Cultural inclusion requires locations in which people can ‘discursively’ gather
and reside. One method of creating a lesbian-specific location is through the
reiterations and repetitions of narratives. Narrative structure is an effective
heuristic in what could be called a naturalisation process. Using a well-known
lesbian gossip column this paper demonstrates that a sense of cultural groupmemory
is produced and shared through the narrative of gossip. The degree of
assumed knowledge subsequently attained is textually inscribed in the
trajectory of gossip over time. In this gossip column, celebrities, through their
ongoing coming-out processes, are participants in the naturalisation process,
informing and normalising a historical background for lesbian community.

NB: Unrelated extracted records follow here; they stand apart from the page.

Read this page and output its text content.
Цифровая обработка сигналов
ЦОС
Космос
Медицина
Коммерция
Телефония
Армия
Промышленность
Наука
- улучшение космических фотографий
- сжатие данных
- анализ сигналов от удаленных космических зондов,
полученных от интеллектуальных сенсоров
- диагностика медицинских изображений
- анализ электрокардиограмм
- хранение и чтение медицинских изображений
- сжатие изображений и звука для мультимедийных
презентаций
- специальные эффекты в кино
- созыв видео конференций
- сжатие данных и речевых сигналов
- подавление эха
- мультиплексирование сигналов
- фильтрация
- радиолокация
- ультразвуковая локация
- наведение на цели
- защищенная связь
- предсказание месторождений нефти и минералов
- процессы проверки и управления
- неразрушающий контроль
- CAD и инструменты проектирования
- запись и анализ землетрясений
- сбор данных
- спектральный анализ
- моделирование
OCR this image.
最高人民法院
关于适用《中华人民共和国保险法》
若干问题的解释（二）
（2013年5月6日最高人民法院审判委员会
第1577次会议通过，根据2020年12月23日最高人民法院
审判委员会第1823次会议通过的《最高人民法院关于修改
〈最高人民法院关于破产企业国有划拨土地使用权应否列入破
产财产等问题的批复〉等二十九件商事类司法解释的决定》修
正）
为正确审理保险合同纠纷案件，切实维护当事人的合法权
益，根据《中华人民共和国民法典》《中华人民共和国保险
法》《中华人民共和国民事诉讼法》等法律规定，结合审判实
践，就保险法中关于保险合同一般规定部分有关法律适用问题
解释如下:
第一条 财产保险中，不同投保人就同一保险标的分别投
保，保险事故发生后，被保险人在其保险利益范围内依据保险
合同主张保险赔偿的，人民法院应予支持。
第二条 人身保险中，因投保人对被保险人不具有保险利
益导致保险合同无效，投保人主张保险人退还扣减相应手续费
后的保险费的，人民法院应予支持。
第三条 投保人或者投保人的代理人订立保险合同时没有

Inclusion operates through this narrativisation to produce a cultural memory
that becomes an assumed aspect of social interactions. Visibility is the
predominant experiential choice of the writer in all of the individual recount
segments around which the narrative structures of gossip are built. In this way,
the intimate details of a celebrity’s ‘visibility’ process become the basis of the
‘unfolding intimacies’ of this social group’s ‘main characters’ (Dunbar, 1995:
5). The ‘synchronic’ moment through reiteration in gossiped-about visibility
creates a diachronic collective memory to support an inclusive culture. In the
instances of a lesbian gossip column this is accomplished through the
established and everyday paradigms of narrative structure which produces a
shared and mutually understood experiential meaning.